Otomobil sektöründe iyileşme bekleniyor, hizmetteki genişleme sürüyor
Raporda, otomobil sektöründe yeni emisyon standartlarının oluşturduğu bozulmaların düzelmesine paralel olarak imalat ve ticaretteki düşüş eğiliminin sona yaklaştığı belirtilirken, sürdürülebilir olması durumunda ABD-Çin ilk aşama ticaret anlaşmasının, ticari gerilimlerin küresel ekonomiye yönelik olumsuz etkileri yüzde 0.8’den yüzde 0.5’e indirmesi bekleniyor. Hizmet sektöründeki genişleme eğilimi sürüyor. Güçlü tüketici harcamaları düzenli gelir artışıyla destekleniyor.
Gelişmiş ekonomiler için büyüme beklentisi 2020’de yüzde 1.7
Gelişmiş ekonomilerdeki büyüme beklentisi, 2020 ve 2021 yılları için 2019’daki yüzde 1.7 düzeyinin hafif altında, yüzde 1.6 oldu. Almanya gibi ihracat destekli ekonomilerin dış talepteki artıştan faydalanması, ABD’de ise parasal genişleme etkisinin hafiflemesiyle ABD büyümesinin yavaş seyretmesi bekleniyor.

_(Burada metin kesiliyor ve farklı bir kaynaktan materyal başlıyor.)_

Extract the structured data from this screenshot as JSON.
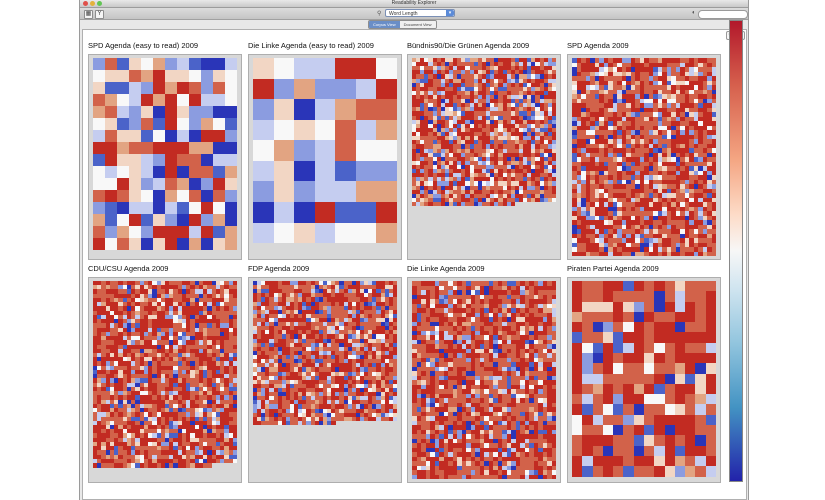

IMF raporuna göre, gelişmekte olan ekonomilerde ise büyüme öngörüsü 2019’daki yüzde 3.7 düzeyinden 2020 için yüzde 4.4 ve 2021 için de yüzde 4.6 olarak belirlendi. Söz konusu beklentideki aşağı yönlü revizyonun, Hindistan’da banka dışı sektörlerdeki stres ile zayıf kırsal gelir rakamları sebebiyle görülen düşük büyümeden kaynaklandığı vurgulandı.
Washington-Beijing ticaret anlaşmasıyla Çin’in ekonomik büyüme beklentisi de 2020 için yüzde 0.2 artışla yüzde 6.0’ya çıkarılırken, ağırlıklı olarak geliştirilmiş büyüme sonuçlarına dayalı Türkiye, Arjantin ve İran ekonomilerinde ise büyüme belirsizliğini koruyor.
Birleşik Krallık seçimleri sonrası anlaşmasız Brexit riskinin hafiflemesi ve ABD-Çin ticaret anlaşmasıyla iki ülke arasında iyileşen görünüme rağmen, küresel gerilimlerin yeniden yükselebileceği uyarısı yapılıyor.
Yeni risklerin engellenmesi için makro-ihtiyati araçlar aktif olarak kullanılmalı
Para politikalarının enflasyonun baskılandığı bu dönemde uyumlu olarak devam ettirilmesi gerektiği belirtilen IMF raporunda, faiz oranlarının uzun bir süre daha düşük olacağı beklentisine paralel olarak, makro-ihtiyati araçların yeni finansal risklerin oluşmasını engellemek için aktif olarak kullanılması gerektiğinin altı çiziliyor:
“Rekor düzeylerde düşük faiz oranlarına bakıldığında, politika alanı geniş olan ülkelerin olası üretimi artırmak için insan sermayesine ve iklim dostu altyapıya yatırım yapmaları gerekiyor. Sürdürülemez borç düzeylerine sahip olan ekonomiler, etkili gelir mobilitesi ile bunu konsolide etmeliler. Ekonomik büyümenin keskin bir şekilde düşmesi durumunda yerinde bir yanıt verilmesi için ülkeler önceden zorunlu önlemler almalı ve otomatik dengeleyicileri uygulamaya koymalı.”